Liu Guoxing, Liu Guilai, Chen Hong, Borst Oliver, Gawaz Meinrad, Vortkamp Andrea, Schreiber Rainer, Kunzelmann Karl, Lang Florian
Cell Physiol Biochem. 2015;37(5):1934-44. doi: 10.1159/000438554. Epub 2015 Nov 20.
BACKGROUND/AIMS: The ubiquitously expressed Ca2+ Activated Cl- Channel Ano6 participates in the stimulation of cell membrane scrambling.

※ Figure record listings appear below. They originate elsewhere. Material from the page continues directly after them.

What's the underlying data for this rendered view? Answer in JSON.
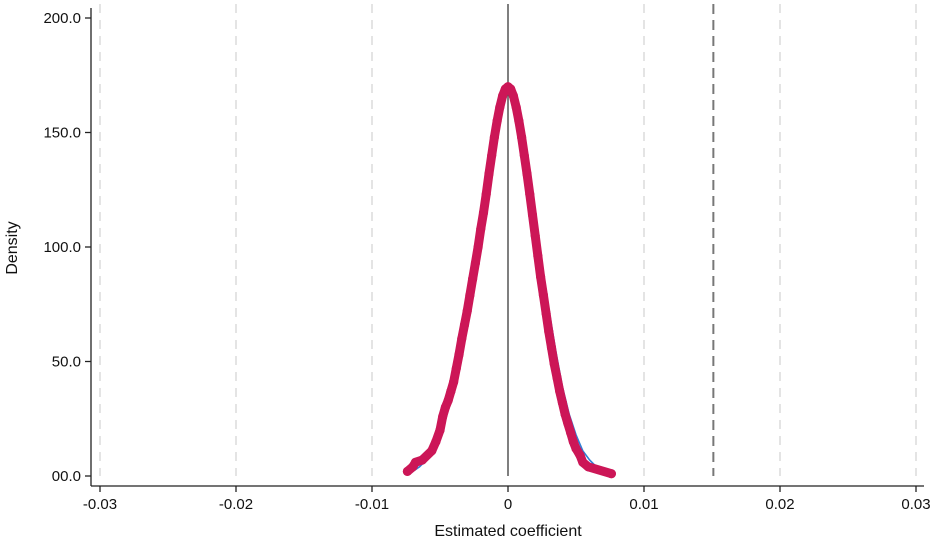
{
  "chart_data": {
    "type": "scatter",
    "title": "",
    "xlabel": "Estimated coefficient",
    "ylabel": "Density",
    "xlim": [
      -0.03,
      0.03
    ],
    "ylim": [
      0,
      200
    ],
    "xticks": [
      -0.03,
      -0.02,
      -0.01,
      0.0,
      0.01,
      0.02,
      0.03
    ],
    "xtick_labels": [
      "-0.03",
      "-0.02",
      "-0.01",
      "0",
      "0.01",
      "0.02",
      "0.03"
    ],
    "yticks": [
      0,
      50,
      100,
      150,
      200
    ],
    "ytick_labels": [
      "00.0",
      "50.0",
      "100.0",
      "150.0",
      "200.0"
    ],
    "grid": "vertical dashed light gray at x ticks",
    "legend": "none",
    "reference_lines": [
      {
        "name": "zero line",
        "x": 0.0,
        "style": "solid",
        "color": "#555555"
      },
      {
        "name": "actual estimate",
        "x": 0.0151,
        "style": "dashed",
        "color": "#777777"
      }
    ],
    "series": [
      {
        "type": "scatter",
        "color": "#cc1657",
        "points": [
          [
            -0.0074,
            2
          ],
          [
            -0.007,
            4
          ],
          [
            -0.0068,
            6
          ],
          [
            -0.0063,
            7
          ],
          [
            -0.0056,
            11
          ],
          [
            -0.0053,
            15
          ],
          [
            -0.005,
            20
          ],
          [
            -0.0048,
            26
          ],
          [
            -0.0046,
            30
          ],
          [
            -0.0044,
            33
          ],
          [
            -0.0042,
            37
          ],
          [
            -0.004,
            41
          ],
          [
            -0.0038,
            47
          ],
          [
            -0.0036,
            53
          ],
          [
            -0.0034,
            60
          ],
          [
            -0.0032,
            66
          ],
          [
            -0.003,
            72
          ],
          [
            -0.0028,
            79
          ],
          [
            -0.0026,
            86
          ],
          [
            -0.0024,
            93
          ],
          [
            -0.0022,
            100
          ],
          [
            -0.002,
            108
          ],
          [
            -0.0018,
            115
          ],
          [
            -0.0016,
            123
          ],
          [
            -0.0014,
            132
          ],
          [
            -0.0012,
            140
          ],
          [
            -0.001,
            148
          ],
          [
            -0.0008,
            155
          ],
          [
            -0.0006,
            161
          ],
          [
            -0.0004,
            166
          ],
          [
            -0.0002,
            169
          ],
          [
            0.0,
            170
          ],
          [
            0.0002,
            169
          ],
          [
            0.0004,
            166
          ],
          [
            0.0006,
            161
          ],
          [
            0.0008,
            155
          ],
          [
            0.001,
            148
          ],
          [
            0.0012,
            140
          ],
          [
            0.0014,
            132
          ],
          [
            0.0016,
            123
          ],
          [
            0.0018,
            114
          ],
          [
            0.002,
            105
          ],
          [
            0.0022,
            96
          ],
          [
            0.0024,
            87
          ],
          [
            0.0026,
            79
          ],
          [
            0.0028,
            71
          ],
          [
            0.003,
            63
          ],
          [
            0.0032,
            56
          ],
          [
            0.0034,
            49
          ],
          [
            0.0036,
            43
          ],
          [
            0.0038,
            37
          ],
          [
            0.004,
            32
          ],
          [
            0.0042,
            27
          ],
          [
            0.0044,
            23
          ],
          [
            0.0046,
            19
          ],
          [
            0.0048,
            15
          ],
          [
            0.005,
            12
          ],
          [
            0.0053,
            9
          ],
          [
            0.0055,
            6
          ],
          [
            0.0059,
            4
          ],
          [
            0.0076,
            1
          ]
        ]
      },
      {
        "type": "line",
        "color": "#2f7fd6",
        "points": [
          [
            -0.007,
            2
          ],
          [
            -0.0065,
            4
          ],
          [
            -0.006,
            7
          ],
          [
            -0.0055,
            11
          ],
          [
            -0.005,
            18
          ],
          [
            -0.0045,
            27
          ],
          [
            -0.004,
            39
          ],
          [
            -0.0035,
            55
          ],
          [
            -0.003,
            73
          ],
          [
            -0.0025,
            93
          ],
          [
            -0.002,
            113
          ],
          [
            -0.0015,
            133
          ],
          [
            -0.001,
            150
          ],
          [
            -0.0005,
            163
          ],
          [
            0.0,
            168
          ],
          [
            0.0005,
            163
          ],
          [
            0.001,
            150
          ],
          [
            0.0015,
            133
          ],
          [
            0.002,
            113
          ],
          [
            0.0025,
            93
          ],
          [
            0.003,
            73
          ],
          [
            0.0035,
            55
          ],
          [
            0.004,
            39
          ],
          [
            0.0045,
            27
          ],
          [
            0.005,
            18
          ],
          [
            0.0055,
            11
          ],
          [
            0.006,
            7
          ],
          [
            0.0065,
            4
          ],
          [
            0.007,
            2
          ]
        ]
      }
    ]
  }
}
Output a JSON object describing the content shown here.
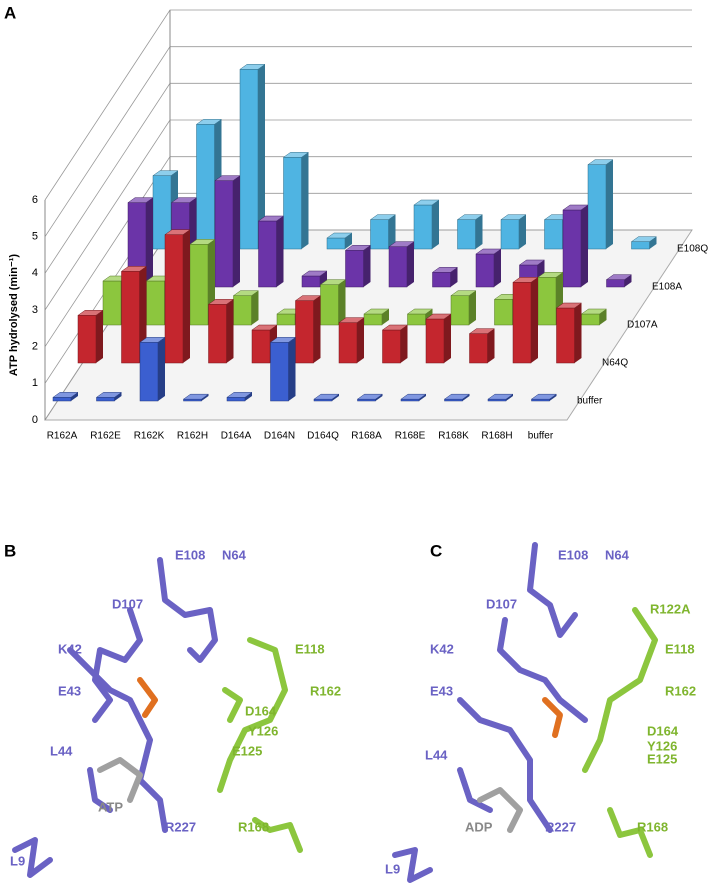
{
  "chart_data": {
    "type": "bar3d",
    "panel": "A",
    "y_label": "ATP hydrolysed (min⁻¹)",
    "categories": [
      "R162A",
      "R162E",
      "R162K",
      "R162H",
      "D164A",
      "D164N",
      "D164Q",
      "R168A",
      "R168E",
      "R168K",
      "R168H",
      "buffer"
    ],
    "ylim": [
      0,
      6
    ],
    "yticks": [
      0,
      1,
      2,
      3,
      4,
      5,
      6
    ],
    "grid": true,
    "series": [
      {
        "name": "buffer",
        "color": "#3b5fd0",
        "values": [
          0.1,
          0.1,
          1.6,
          0.05,
          0.1,
          1.6,
          0.05,
          0.05,
          0.05,
          0.05,
          0.05,
          0.05
        ]
      },
      {
        "name": "N64Q",
        "color": "#c4262e",
        "values": [
          1.3,
          2.5,
          3.5,
          1.6,
          0.9,
          1.7,
          1.1,
          0.9,
          1.2,
          0.8,
          2.2,
          1.5
        ]
      },
      {
        "name": "D107A",
        "color": "#8cc63e",
        "values": [
          1.2,
          1.2,
          2.2,
          0.8,
          0.3,
          1.1,
          0.3,
          0.3,
          0.8,
          0.7,
          1.3,
          0.3
        ]
      },
      {
        "name": "E108A",
        "color": "#6b34a8",
        "values": [
          2.3,
          2.3,
          2.9,
          1.8,
          0.3,
          1.0,
          1.1,
          0.4,
          0.9,
          0.6,
          2.1,
          0.2
        ]
      },
      {
        "name": "E108Q",
        "color": "#4fb4e2",
        "values": [
          2.0,
          3.4,
          4.9,
          2.5,
          0.3,
          0.8,
          1.2,
          0.8,
          0.8,
          0.8,
          2.3,
          0.2
        ]
      }
    ]
  },
  "panel_b": {
    "label": "B",
    "residues": [
      "E108",
      "N64",
      "D107",
      "K42",
      "E118",
      "E43",
      "R162",
      "D164",
      "Y126",
      "L44",
      "E125",
      "ATP",
      "R168",
      "R227",
      "L9"
    ]
  },
  "panel_c": {
    "label": "C",
    "residues": [
      "E108",
      "N64",
      "R122A",
      "D107",
      "E118",
      "K42",
      "E43",
      "R162",
      "D164",
      "Y126",
      "E125",
      "L44",
      "ADP",
      "R227",
      "R168",
      "L9"
    ]
  }
}
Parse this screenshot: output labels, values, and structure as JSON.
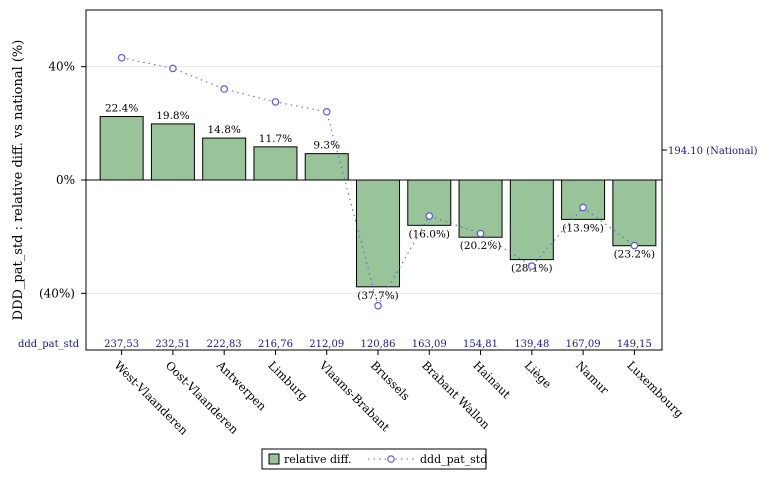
{
  "chart_data": {
    "type": "bar",
    "ylabel": "DDD_pat_std : relative diff. vs national (%)",
    "ylim": [
      -60,
      60
    ],
    "yticks": [
      {
        "value": 40,
        "label": "40%"
      },
      {
        "value": 0,
        "label": "0%"
      },
      {
        "value": -40,
        "label": "(40%)"
      }
    ],
    "grid": true,
    "categories": [
      "West-Vlaanderen",
      "Oost-Vlaanderen",
      "Antwerpen",
      "Limburg",
      "Vlaams-Brabant",
      "Brussels",
      "Brabant Wallon",
      "Hainaut",
      "Liège",
      "Namur",
      "Luxembourg"
    ],
    "series": [
      {
        "name": "relative diff.",
        "kind": "bar",
        "color": "#99c49a",
        "values": [
          22.4,
          19.8,
          14.8,
          11.7,
          9.3,
          -37.7,
          -16.0,
          -20.2,
          -28.1,
          -13.9,
          -23.2
        ],
        "labels": [
          "22.4%",
          "19.8%",
          "14.8%",
          "11.7%",
          "9.3%",
          "(37.7%)",
          "(16.0%)",
          "(20.2%)",
          "(28.1%)",
          "(13.9%)",
          "(23.2%)"
        ]
      },
      {
        "name": "ddd_pat_std",
        "kind": "line",
        "color": "#5b5bd6",
        "values": [
          237.53,
          232.51,
          222.83,
          216.76,
          212.09,
          120.86,
          163.09,
          154.81,
          139.48,
          167.09,
          149.15
        ],
        "labels": [
          "237,53",
          "232,51",
          "222,83",
          "216,76",
          "212,09",
          "120,86",
          "163,09",
          "154,81",
          "139,48",
          "167,09",
          "149,15"
        ]
      }
    ],
    "secondary_axis": {
      "range": [
        100,
        260
      ],
      "reference_value": 194.1,
      "reference_label": "194.10 (National)"
    },
    "value_row_label": "ddd_pat_std",
    "legend": {
      "placement": "bottom",
      "entries": [
        "relative diff.",
        "ddd_pat_std"
      ]
    }
  }
}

Defective Ano6 underlies the Scott syndrome, an inherited bleeding disorder with impaired scrambling of plasma membrane phospholipids. At least in theory, the bleeding disorder of Scott syndrome may result from impaired platelet function. Activators of platelets include thrombin and collagen related peptide (CRP), which trigger increase of cytosolic Ca2+-activity ([Ca2+]i), production of reactive oxygen species (ROS), degranulation, integrin activation, as well as cell shrinkage and phospholipid scrambling of the cell membrane. The present study thus explored whether Ano6 modifies activation-induced alterations of cytosolic Ca2+-activity ([Ca2+]i), degranulation (P-selectin exposure), integrin activation, phosphatidylserine exposure on the platelet surface and platelet volume.
Platelets from mice lacking Ano6 (ano6-/-) were compared to platelets from corresponding wild-type mice (ano6+/+). [Ca2+]i was estimated from Fluo-3 fluorescence, ROS from DCFDA fluorescence, degranulation from P-selectin abundance, integrin activation from αIIbβ3-integrin abundance, phosphatidylserine abundance from annexin-V-binding, and cell volume from forward scatter.
Platelet number in blood was slightly higher in ano6-/- mice than in ano6+/+ mice. Without activation [Ca2+]i and volume were similar in ano6-/- and ano6+/+ platelets as well as ROS abundance, P-selectin abundance, αIIbβ3 integrin activation, and phosphatidylserine exposure were negligible in both genotypes. Thrombin (0.01 U/ml) and CRP (2 or 5 µg/ml) increased [Ca2+]i, ROS abundance, platelet degranulation, αIIbβ3 integrin activation, and triggered annexin-V-binding as well as cell shrinkage, all effects less pronounced in ano6-/- than in ano6+/+ platelets.
Genetic knockout of Ano6 blunts thrombin- and CRP-induced activation and apoptosis of blood platelets.
背景/目的:广泛表达的钙离子激活氯离子通道Ano6参与刺激细胞膜磷脂翻转。Ano6功能缺陷是斯科特综合征的病因,这是一种遗传性出血性疾病,其特征为质膜磷脂翻转受损。至少在理论上,斯科特综合征的出血性疾病可能是由血小板功能受损导致的。血小板激活剂包括凝血酶和胶原相关肽(CRP),它们可引发胞质钙离子活性([Ca2+]i)升高、活性氧(ROS)生成、脱颗粒、整合素激活,以及细胞收缩和细胞膜磷脂翻转。因此,本研究探讨了Ano6是否会改变激活诱导的胞质钙离子活性([Ca2+]i)变化、脱颗粒(P-选择素暴露)、整合素激活、血小板表面磷脂酰丝氨酸暴露以及血小板体积。
将缺乏Ano6的小鼠(ano6-/-)的血小板与相应野生型小鼠(ano6+/+)的血小板进行比较。通过Fluo-3荧光估计[Ca2+]i,通过DCFDA荧光估计ROS,通过P-选择素丰度估计脱颗粒,通过αIIbβ3整合素丰度估计整合素激活,通过膜联蛋白-V结合估计磷脂酰丝氨酸丰度,通过前向散射估计细胞体积。
ano6-/-小鼠血液中的血小板数量略高于ano6+/+小鼠。在未激活的情况下,ano6-/-和ano6+/+血小板的[Ca2+]i和体积相似,并且两种基因型的ROS丰度、P-选择素丰度、αIIbβ3整合素激活和磷脂酰丝氨酸暴露均可忽略不计。凝血酶(0.01 U/ml)和CRP(2或5 μg/ml)可增加[Ca2+]i、ROS丰度、血小板脱颗粒、αIIbβ3整合素激活,并引发膜联蛋白-V结合以及细胞收缩,所有这些效应在ano6-/-血小板中比在ano6+/+血小板中更不明显。
Ano6基因敲除减弱了凝血酶和CRP诱导的血小板激活和凋亡。